Weekend Reads: Lost and found
Apostate: The Men Who Destroyed the Christian West
By Kevin Swanson
Like its author, Apostate: The Men Who Destroyed the Christian West (Generations with Vision, 2013) can be a bit histrionic. Though one can quibble about the details, Kevin Swanson’s sweeping analysis of the decline of Western culture is worth reading, if only for the overtly theological category in which he places men like Ralph Waldo Emerson and Nathaniel Hawthorne. That category, of course, is summed up in the title. While much of American Christianity holds that only those who once had a credible profession of faith can be genuine apostates, Swanson disagrees. In keeping with his strong Presbyterian faith (he’s a pastor in the conservative Orthodox Presbyterian Church), he teaches that God has a rightful claim on the children of believers, and thus even those who never personally professed the faith can turn away from it.
Swanson gives brief profiles of the usual suspects: philosophers like Descartes, Jeremy Bentham, and John Dewey; authors like Mark Twain and John Steinbeck; and scientists like Charles Darwin. Then he ties their work directly to the moral chaos of the contemporary Western world. His research is not broad and deep, and the book is clearly the product of a busy pastor who moonlights as a radio host and conference speaker and doesn’t have the budget for research assistants and ghostwriters. The result is a popular-level work that expresses the truth a more scholarly tome would probably obscure: The last state of an apostate civilization is far worse than mere paganism (Matthew 12:45).
Apostate closes with a note of post-apocalyptic hope. The morally decadent institutions that thrive by denying God will fall, but believers will survive and rebuild. In fact, they’re already doing so. If apostasy is the threat, the solution is simple: Pass down the true faith to your children. Swanson’s doing it, and so should you.

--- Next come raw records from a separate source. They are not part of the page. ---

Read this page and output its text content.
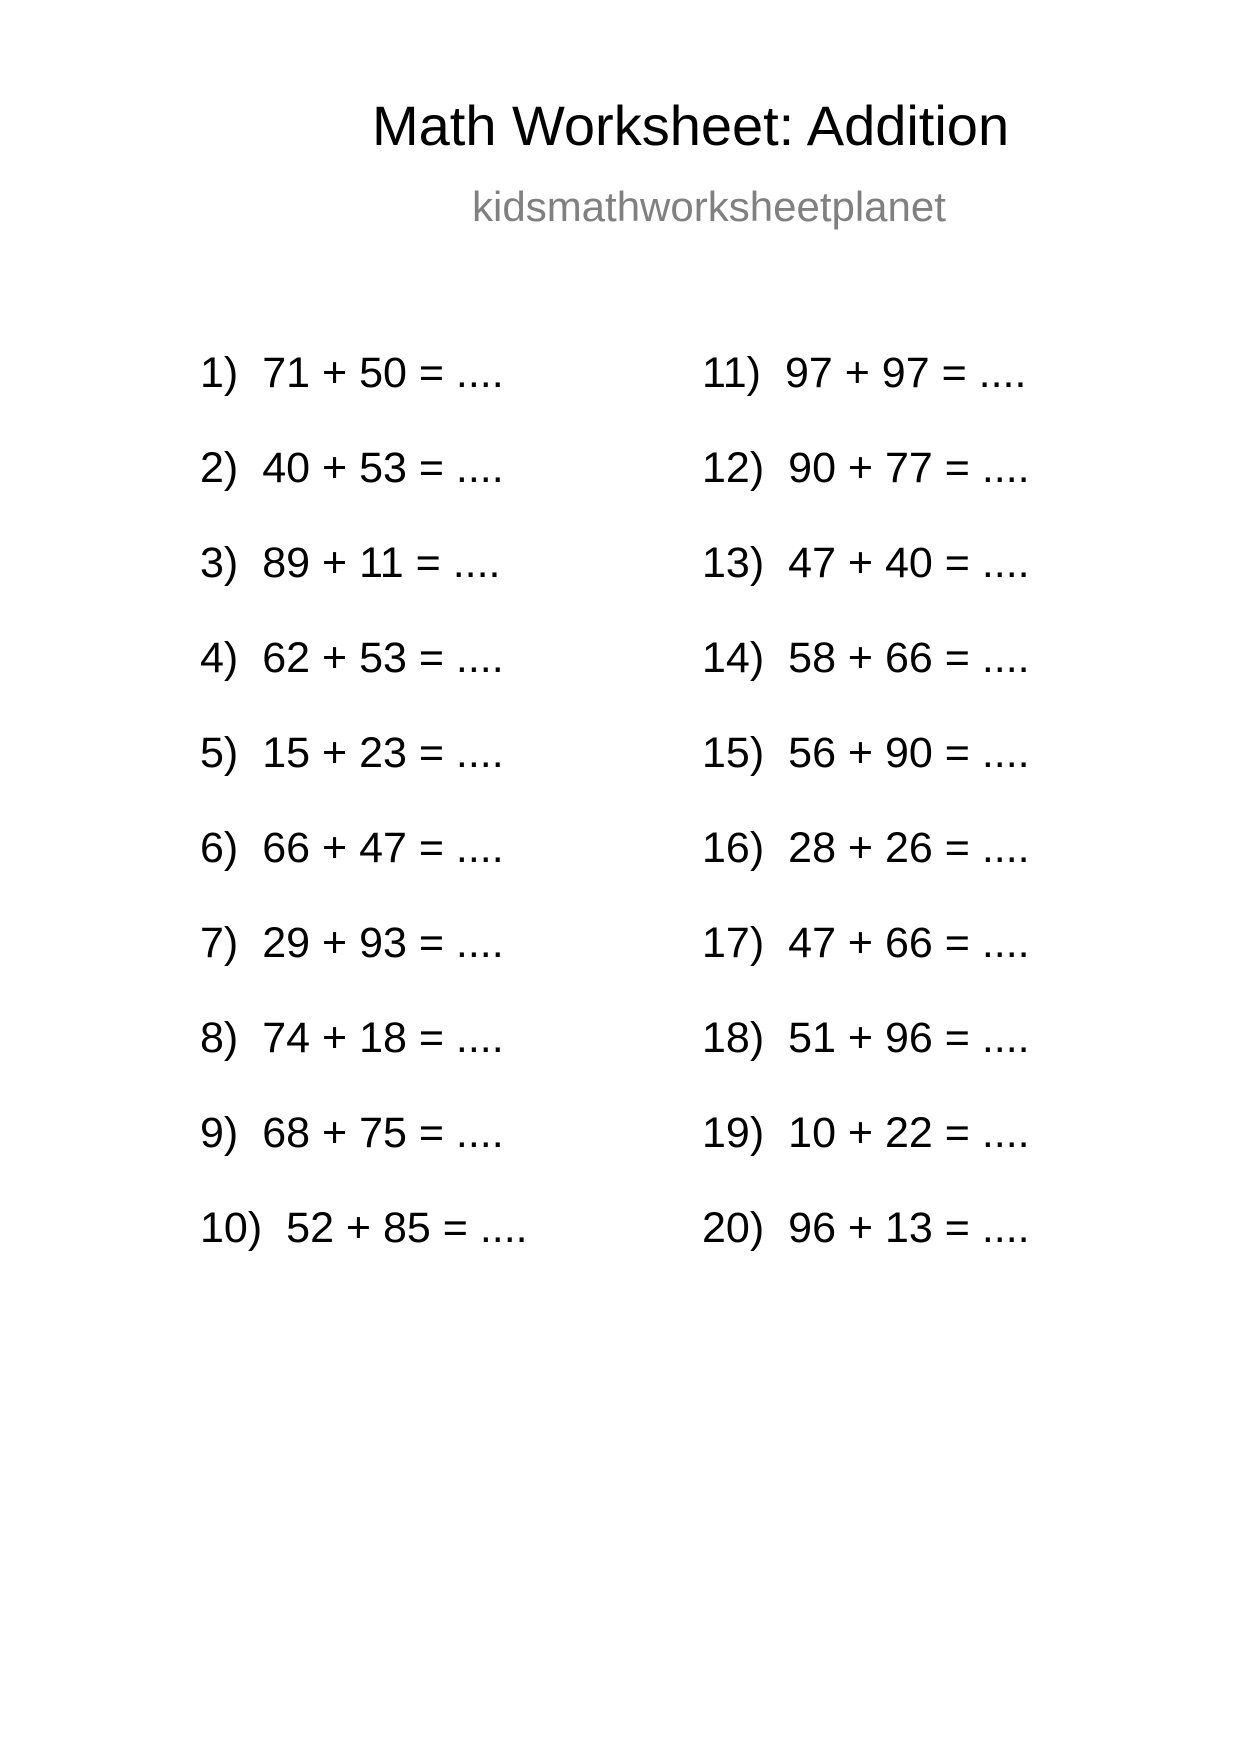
Math Worksheet: Addition
kidsmathworksheetplanet
1) 71 + 50 = ....
2) 40 + 53 = ....
3) 89 + 11 = ....
4) 62 + 53 = ....
5) 15 + 23 = ....
6) 66 + 47 = ....
7) 29 + 93 = ....
8) 74 + 18 = ....
9) 68 + 75 = ....
10) 52 + 85 = ....
11) 97 + 97 = ....
12) 90 + 77 = ....
13) 47 + 40 = ....
14) 58 + 66 = ....
15) 56 + 90 = ....
16) 28 + 26 = ....
17) 47 + 66 = ....
18) 51 + 96 = ....
19) 10 + 22 = ....
20) 96 + 13 = ....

Missing Jesus: Find Your Life in His Great Story
By Charles and Janet Morris
Missing Jesus: Find Your Life in His Great Story (Moody, 2014) is a profound book. It’s not afraid of heavy-duty theology, yet remains accessible, even humble, in its presentation of the truth. Put simply, we are distracted from Jesus. We seek fulfillment in every other way, in every other thing. We look to godly people, or our own devotional exercises, to be what only Christ is: the one who meets every need, who keeps all the promises of God, who sends the Spirit to empower us for fellowship with our Father. The authors, husband and wife Charles and Janet Morris, are not afraid to get personal. They talk about their son’s death from drug addiction. They are not perfect people, but they know someone who is. And they can’t stop talking about Him.
Not only is Missing Jesus thoroughly focused on the glory of Christ, both in His person and His work, it is thoroughly Trinitarian. Chapters devoted to the Father and the Spirit fill out the central portion of the book, and emphasize that redemption was not something extracted from God by the suffering of Christ. Rather, the Father loves us as His children, and that liberates us from pride. We don’t have to be high and mighty, because we have the ultimate joy of communion with the Father, through the Son, by the Spirit. That same freedom is found in the forgiveness of sins that comes with trusting in Christ for salvation. We can leave the “Sister[hood] of Perpetual Apology” and enter the glorious joy of acceptance in the Beloved.
The book closes with a chapter on how not to miss Jesus—in prayer, in the Word, in the sacrament, and in Christian fellowship. The bottom line: Make these things means of communion with your Savior, not a substitute for it. Don’t miss Jesus. Find Him, and find life.